Ketiga; perihal tenaga-tenaga potensial yang banyak hijrah. Bukankah lebih baik demikian?! Kalau mereka tetap tinggal di kampung maka keberadaan mereka akan mendatangkan masalah sosial dan kriminalitas di berbagai kampung di Minangkabau. Dengan berangkatnya beberapa tenaga potensial untuk bekerja di rantau orang maka akan mengurangi salah satu masalah di kampung-kampung. Setidaknya sengketa (konflik) perebutan tanah atau harta pusaka lainnya dapat dikurangi (kalau tak dapat dihilangkan).

Apakah dengan kepergian mereka itu kampung-kampung di Minangkabau menjadi miskin papa? Orang kampungnya menjadi fakir? Justeru sebaliknya engku dan encik sekalian. Banyak kampung-kampung di Minangkabau ini masihlah asli “Masih Perawan..” kata orang sekarang.

Coba bayangkan apa gerangan yang terjadi apabila mereka-mereka ini masih tetap tinggal di kampung? Konflik horizontal perihal harta pusaka (tanah, sawah, ladang, gelar pusaka, dan lain sebagainya) akan marak di Minangkabau ini. Belum lagi penyimpangan perilaku sosial seperti tingginya kriminalitas, pelanggaran norma adat, agama, dan sosial (penyimpangan perilaku seks, perzinahan/perselingkuhan, minum-minuman keras, judi, dan lain sebagainya) akan semakin menjadi-jadi. Kekerasan dijalan raya, di lingkungan tempat tinggal, serta rumah tangga. Polusi (udara, suara, sampah, dan lain sebagainya) akan menjadi santapan sehari-hari. Kecelakaan di jalan raya karena padatnya arus lalu lintas. Akhirnya tingkat stress masing-masing orang meningkat.
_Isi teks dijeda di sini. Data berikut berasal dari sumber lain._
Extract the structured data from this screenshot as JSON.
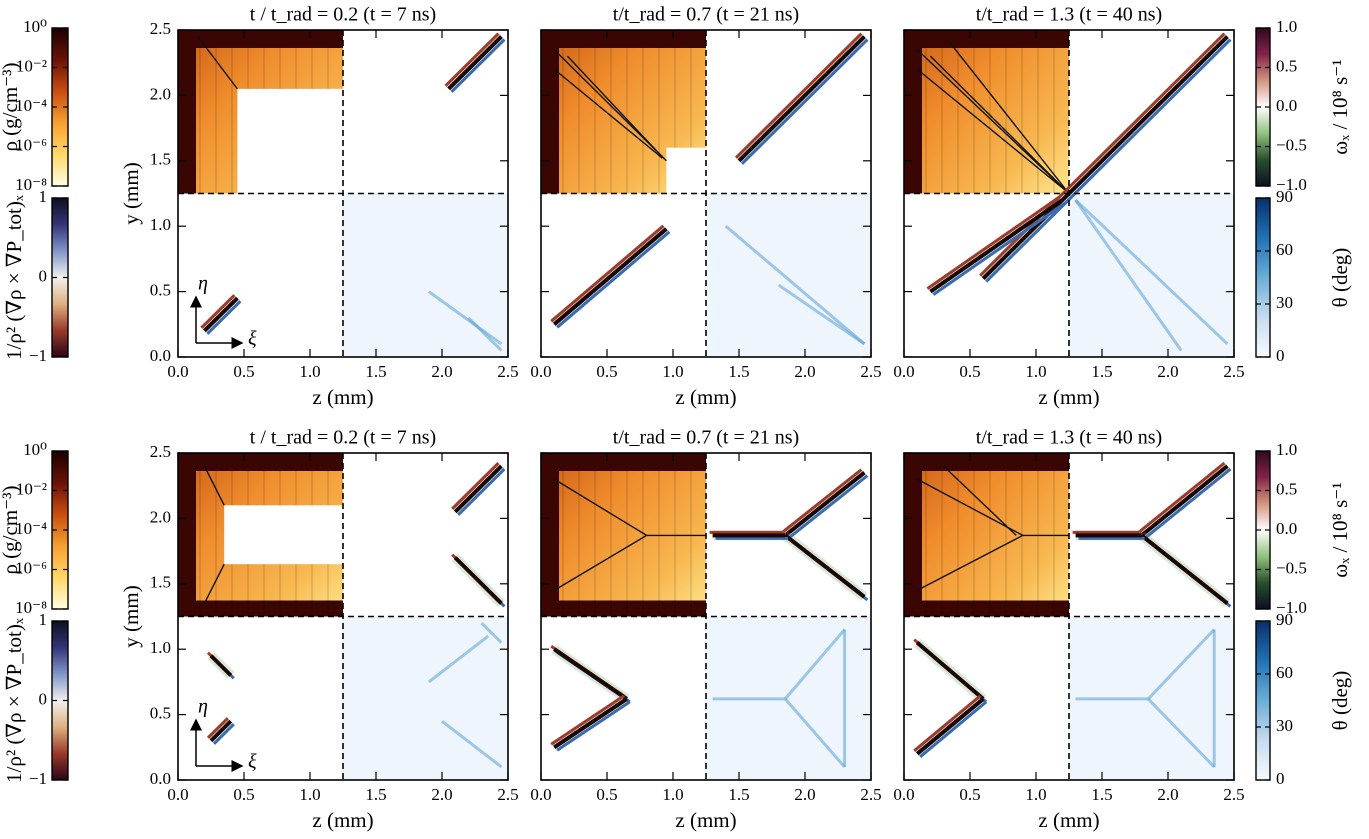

Para engku yang maota-ota di lepau hanya tertawa masam dan geleng-geleng kepala saja melihat perilaku Sutan Malenggang dan kawan-kawan. Berbagai penjelasan dan pengajaran orang tak masuk ke dalam hatinya. Sebab dalam pandangannya sekalian orang yang menentang kedatangan investor “penjajah” ini ialah orang-orang kapung yang pandir lagi fanatik. Mengait-ngaitkan masalah ini dengan segala bentuk omong kosong “KRISTENISASI” yang dibuat-buat oleh sekelompok fihak yang tak senang.

“Kata Sutan Malenggang dan kawan-kawan; sebagian kalangan di propinsi telah melakukan “Politiasasi” isu ini. Kalau memang demikian lalu kenapa sebagian besar orang-orang yang katanya “wakil rakyat” di bandar ini mendukung perihal kedatangan investor “penjajah” ini. Fitnahan serupa apakah lagi yang hendak mereka hujamkan kepada kita Kaum Muslimin ini..?!” sergah salah seorang engku.

Yang lain hanya terdiam, tatapan para engku ini kosong. Tak habis fikir mereka dengan anak-anak muda Minangkabau pada masa sekarang. Entah pengajaran serupa apa yang telah mereka dapatkan di bangku kuliah “Telah salahkan kiranya kami menyekolahkan mereka sampai universitas? Diharap mereka akan membangun negeri dan agama. Namun justeru meruntuhkan negeri dan agama yang teramat disanjung ini yang mereka lakukan. Duhai.. negeri serupa apakah yang hendak kami wariskan kepada anak-kamanakan kami kelak Ya Allah..”

Lupa ia bahwa pada masa dahulu penyebab masuk dan berhasilnya penjajahan oleh Belanda di Minangkabau ini karena salah satu golongan yang bertikai di Minangkabau menjalin persahabatan dan membawa masuk orang-orang kafir itu ke Minangkabau. Akhirnya, selepas mereka menang “Haram” bagi mereka melepaskan Tanah Beremas ini.
Akankah Sejarah Kembali Terulang di Minangkabau???